Developers can still work with Terragrunt, but production plans and applies should happen through a controlled platform with RBAC, approvals, logs, and policy checks.
This is especially important after teams install Terragrunt across many developer machines.
Installation should be standardized, but execution governance should not depend on every developer following manual rules.
How env0 Helps Fix Terragrunt Anti-Patterns
env0 helps platform teams manage Terragrunt at scale by adding governance around the workflows Terragrunt enables.
Teams can use templates, approval workflows, RBAC, drift detection, cost visibility, audit logs, and self-service controls.
This helps organizations avoid the common trap of treating Terragrunt structure as the full platform.
Terragrunt can organize Terraform and OpenTofu workflows, while env0 provides the governance layer needed to scale those workflows safely.
For teams managing multiple environments and teams, env0 makes it easier to standardize Terragrunt usage without forcing every team to build its own CI/CD and approval process.
Conclusion: Terragrunt Scales Best With Clear Boundaries
Terragrunt is valuable because it helps teams reduce duplication and organize infrastructure across environments.
But at scale, the biggest risks come from unclear ownership, hidden dependencies, broad run-all usage, oversized stacks, and weak workflow governance.
The solution is not to abandon Terragrunt. The solution is to structure it carefully and manage it through a platform layer.

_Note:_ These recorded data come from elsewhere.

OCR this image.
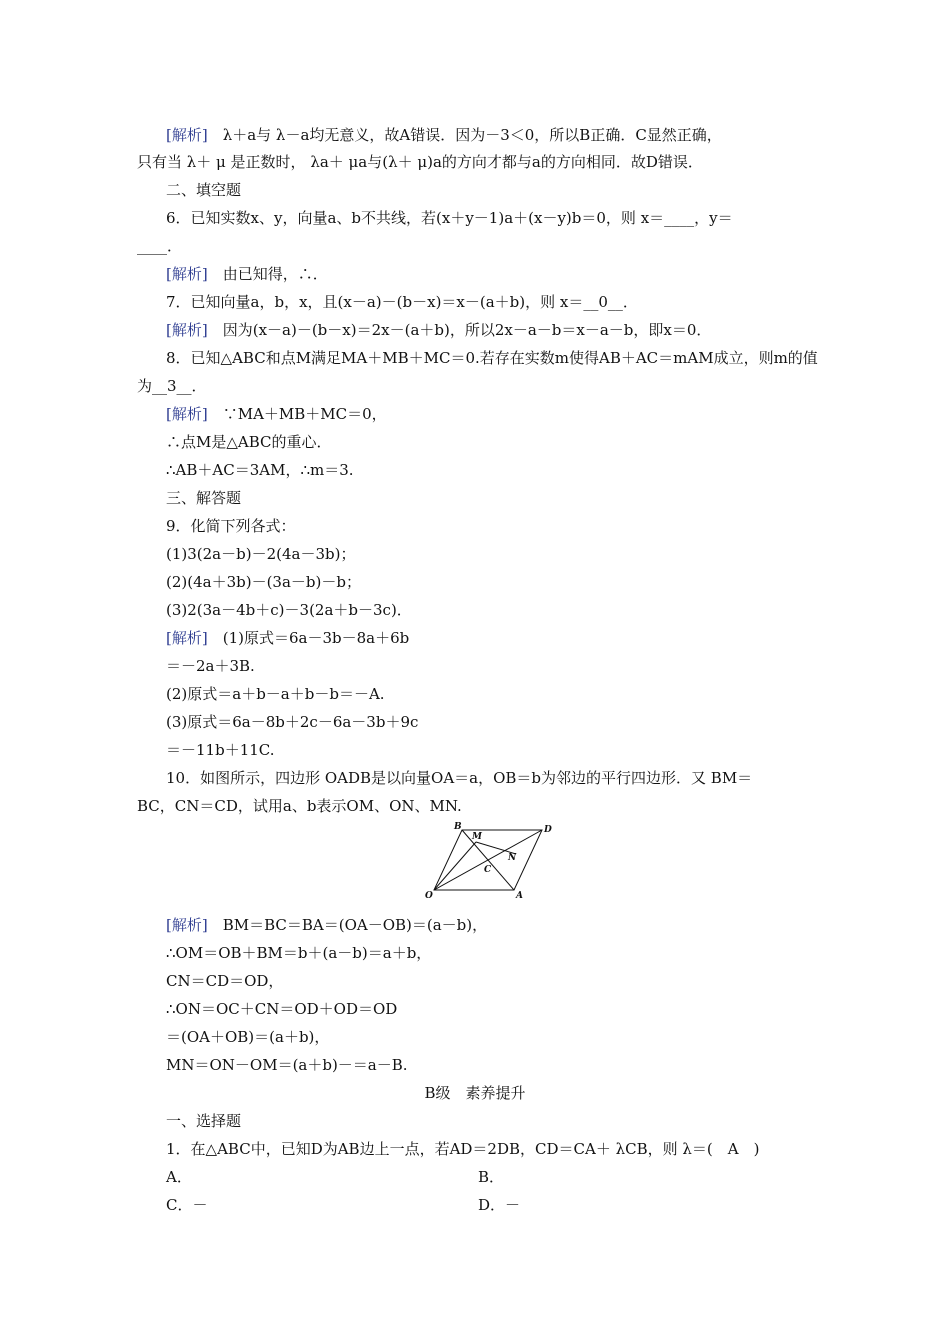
[解析]　λ＋a与 λ－a均无意义，故A错误．因为－3＜0，所以B正确．C显然正确，
只有当 λ＋ μ 是正数时， λa＋ μa与(λ＋ μ)a的方向才都与a的方向相同．故D错误．
二、填空题
6．已知实数x、y，向量a、b不共线，若(x＋y－1)a＋(x－y)b＝0，则 x＝____，y＝
____．
[解析]　由已知得，∴．
7．已知向量a，b，x，且(x－a)－(b－x)＝x－(a＋b)，则 x＝__0__．
[解析]　因为(x－a)－(b－x)＝2x－(a＋b)，所以2x－a－b＝x－a－b，即x＝0．
8．已知△ABC和点M满足MA＋MB＋MC＝0.若存在实数m使得AB＋AC＝mAM成立，则m的值
为__3__．
[解析]　∵MA＋MB＋MC＝0，
∴点M是△ABC的重心．
∴AB＋AC＝3AM，∴m＝3.
三、解答题
9．化简下列各式：
(1)3(2a－b)－2(4a－3b)；
(2)(4a＋3b)－(3a－b)－b；
(3)2(3a－4b＋c)－3(2a＋b－3c)．
[解析]　(1)原式＝6a－3b－8a＋6b
＝－2a＋3B.
(2)原式＝a＋b－a＋b－b＝－A.
(3)原式＝6a－8b＋2c－6a－3b＋9c
＝－11b＋11C.
10．如图所示，四边形 OADB是以向量OA＝a，OB＝b为邻边的平行四边形．又 BM＝
BC，CN＝CD，试用a、b表示OM、ON、MN.
B
M
D
N
C
O	A
[解析]　BM＝BC＝BA＝(OA－OB)＝(a－b)，
∴OM＝OB＋BM＝b＋(a－b)＝a＋b，
CN＝CD＝OD，
∴ON＝OC＋CN＝OD＋OD＝OD
＝(OA＋OB)＝(a＋b)，
MN＝ON－OM＝(a＋b)－＝a－B.
B级　素养提升
一、选择题
1．在△ABC中，已知D为AB边上一点，若AD＝2DB，CD＝CA＋ λCB，则 λ＝(　A　)
A．	B．
C．－	D．－
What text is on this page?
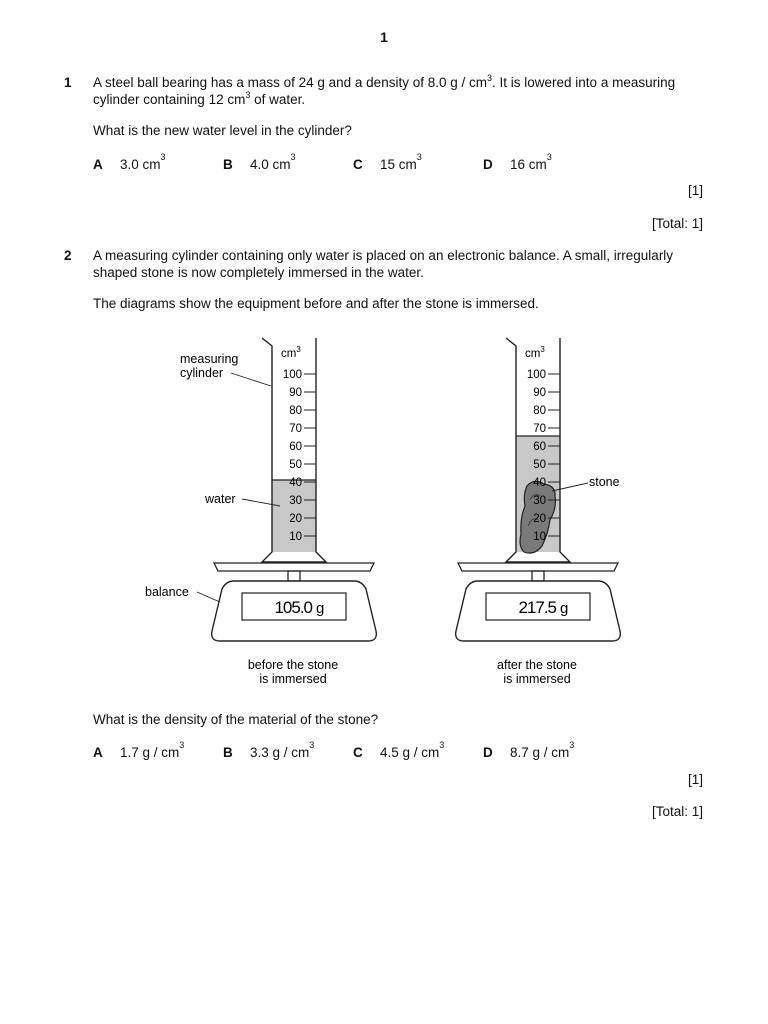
1
1 A steel ball bearing has a mass of 24 g and a density of 8.0 g / $cm^3$. It is lowered into a measuring cylinder containing 12 $cm^3$ of water.
What is the new water level in the cylinder?
A	3.0 cm 3	B	4.0 cm 3	C	15 cm 3	D	16 cm 3
[1]
[Total: 1]
2 A measuring cylinder containing only water is placed on an electronic balance. A small, irregularly shaped stone is now completely immersed in the water.
The diagrams show the equipment before and after the stone is immersed.
100
90
80
70
60
50
40
30
20
10
$cm^3$
measuring
cylinder
water
balance
105.0 g
before the stone
is immersed
100
90
80
70
60
50
40
30
20
10
$cm^3$
stone
217.5 g
after the stone
is immersed
What is the density of the material of the stone?
A	1.7 g / cm 3	B	3.3 g / cm 3	C	4.5 g / cm 3	D	8.7 g / cm 3
[1]
[Total: 1]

With env0, platform teams can keep the benefits of Terragrunt while adding the controls needed for enterprise infrastructure delivery.

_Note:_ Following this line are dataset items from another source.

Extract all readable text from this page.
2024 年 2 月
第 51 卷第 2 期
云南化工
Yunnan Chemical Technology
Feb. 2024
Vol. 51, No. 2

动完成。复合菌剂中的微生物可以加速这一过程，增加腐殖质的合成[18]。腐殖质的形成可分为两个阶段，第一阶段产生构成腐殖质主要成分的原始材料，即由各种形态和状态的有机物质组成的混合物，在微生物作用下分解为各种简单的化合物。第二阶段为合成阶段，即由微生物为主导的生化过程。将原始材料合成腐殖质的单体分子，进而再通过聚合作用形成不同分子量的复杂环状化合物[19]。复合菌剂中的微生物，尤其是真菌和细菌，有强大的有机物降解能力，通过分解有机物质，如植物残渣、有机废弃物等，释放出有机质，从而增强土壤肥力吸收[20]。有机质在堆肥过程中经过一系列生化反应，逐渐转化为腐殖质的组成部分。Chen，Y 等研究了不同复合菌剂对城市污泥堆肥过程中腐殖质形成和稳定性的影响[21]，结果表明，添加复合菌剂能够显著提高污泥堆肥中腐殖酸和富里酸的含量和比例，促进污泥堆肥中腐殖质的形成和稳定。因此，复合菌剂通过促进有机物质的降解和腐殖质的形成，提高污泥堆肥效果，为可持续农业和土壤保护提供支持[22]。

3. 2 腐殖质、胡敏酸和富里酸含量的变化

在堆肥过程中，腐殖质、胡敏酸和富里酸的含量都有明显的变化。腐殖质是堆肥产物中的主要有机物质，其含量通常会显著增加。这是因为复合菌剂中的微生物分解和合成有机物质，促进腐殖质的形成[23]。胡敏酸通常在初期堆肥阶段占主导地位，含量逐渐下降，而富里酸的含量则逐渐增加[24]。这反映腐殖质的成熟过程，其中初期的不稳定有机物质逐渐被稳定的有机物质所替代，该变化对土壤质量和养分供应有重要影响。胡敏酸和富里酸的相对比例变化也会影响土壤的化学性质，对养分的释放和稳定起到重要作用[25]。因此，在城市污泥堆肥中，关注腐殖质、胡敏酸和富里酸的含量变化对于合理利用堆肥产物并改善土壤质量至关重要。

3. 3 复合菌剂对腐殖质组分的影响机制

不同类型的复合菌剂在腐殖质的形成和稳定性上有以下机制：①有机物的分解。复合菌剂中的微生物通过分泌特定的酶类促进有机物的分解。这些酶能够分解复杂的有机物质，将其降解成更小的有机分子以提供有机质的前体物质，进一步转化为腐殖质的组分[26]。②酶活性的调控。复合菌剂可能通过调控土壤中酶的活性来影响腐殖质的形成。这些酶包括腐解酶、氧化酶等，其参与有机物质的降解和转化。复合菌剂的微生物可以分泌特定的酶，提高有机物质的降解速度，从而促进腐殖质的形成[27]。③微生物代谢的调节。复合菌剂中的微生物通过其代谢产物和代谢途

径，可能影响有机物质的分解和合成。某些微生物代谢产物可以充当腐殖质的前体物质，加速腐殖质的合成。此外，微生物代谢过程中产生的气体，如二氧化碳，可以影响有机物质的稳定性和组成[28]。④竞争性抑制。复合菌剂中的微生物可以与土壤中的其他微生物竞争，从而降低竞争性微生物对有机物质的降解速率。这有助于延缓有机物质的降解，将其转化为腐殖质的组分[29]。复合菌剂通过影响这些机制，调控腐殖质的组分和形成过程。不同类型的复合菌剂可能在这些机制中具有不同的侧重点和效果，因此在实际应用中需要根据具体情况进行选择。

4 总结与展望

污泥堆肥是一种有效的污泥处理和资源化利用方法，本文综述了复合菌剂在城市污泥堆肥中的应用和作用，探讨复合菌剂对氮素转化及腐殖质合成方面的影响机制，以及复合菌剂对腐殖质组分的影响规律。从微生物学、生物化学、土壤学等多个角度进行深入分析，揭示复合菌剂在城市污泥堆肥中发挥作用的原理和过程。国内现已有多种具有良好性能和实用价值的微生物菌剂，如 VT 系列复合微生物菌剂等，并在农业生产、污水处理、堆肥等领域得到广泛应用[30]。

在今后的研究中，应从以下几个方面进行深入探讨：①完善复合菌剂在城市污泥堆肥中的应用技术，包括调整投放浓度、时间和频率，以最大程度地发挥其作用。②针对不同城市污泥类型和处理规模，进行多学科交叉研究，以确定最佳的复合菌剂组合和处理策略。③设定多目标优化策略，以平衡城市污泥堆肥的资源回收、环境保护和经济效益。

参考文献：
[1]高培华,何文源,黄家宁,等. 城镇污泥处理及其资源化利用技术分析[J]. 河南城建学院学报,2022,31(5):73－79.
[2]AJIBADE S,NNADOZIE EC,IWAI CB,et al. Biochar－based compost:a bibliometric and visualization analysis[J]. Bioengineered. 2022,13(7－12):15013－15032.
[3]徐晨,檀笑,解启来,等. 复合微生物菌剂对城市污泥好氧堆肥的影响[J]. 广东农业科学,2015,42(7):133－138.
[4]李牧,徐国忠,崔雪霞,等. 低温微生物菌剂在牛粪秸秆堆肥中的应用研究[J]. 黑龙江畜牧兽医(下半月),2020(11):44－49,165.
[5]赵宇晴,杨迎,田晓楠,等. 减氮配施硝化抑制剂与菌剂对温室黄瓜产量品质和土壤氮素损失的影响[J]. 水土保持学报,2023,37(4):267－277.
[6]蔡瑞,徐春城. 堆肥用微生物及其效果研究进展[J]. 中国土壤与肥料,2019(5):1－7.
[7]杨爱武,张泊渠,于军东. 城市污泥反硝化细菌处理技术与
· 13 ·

Build Governed Terragrunt Workflows With env0
env0’s IaC Platform & Terraform Automation service helps teams manage Terragrunt workflows with templates, approvals, RBAC, drift detection, cost visibility, audit logs, and self-service automation.
Talk to env0 to identify Terragrunt anti-patterns and build safer workflows across teams, environments, and infrastructure layers.
FAQs
What is Terragrunt management?
Terragrunt management is the practice of organizing, running, and governing Terragrunt workflows across teams, environments, modules, dependencies, and production infrastructure.
What is the most common Terragrunt anti-pattern?
One common anti-pattern is copying environment folders instead of sharing configuration properly. This creates duplication, drift, and inconsistent behavior across dev, staging, and production.
Is Terragrunt a replacement for Terraform?
No, Terragrunt is not a replacement for Terraform. Terraform or OpenTofu provisions infrastructure, while Terragrunt helps organize configuration, dependencies, state patterns, and multi-environment workflows.
Why can Terragrunt dependencies become risky?
Terragrunt dependencies become risky when they create hidden chains across teams or environments. This makes plans harder to review and increases the chance that one change affects unrelated infrastructure.
When should teams use Terragrunt stacks?
Teams should use Terragrunt stacks when related units need to be grouped into a meaningful operational workflow, such as an application environment, account baseline, or shared services layer.
How does env0 help with Terragrunt anti-patterns?
env0 helps teams govern Terragrunt workflows with templates, approvals, RBAC, drift detection, cost visibility, audit logs, and self-service controls, reducing the risk of unmanaged workflows at scale.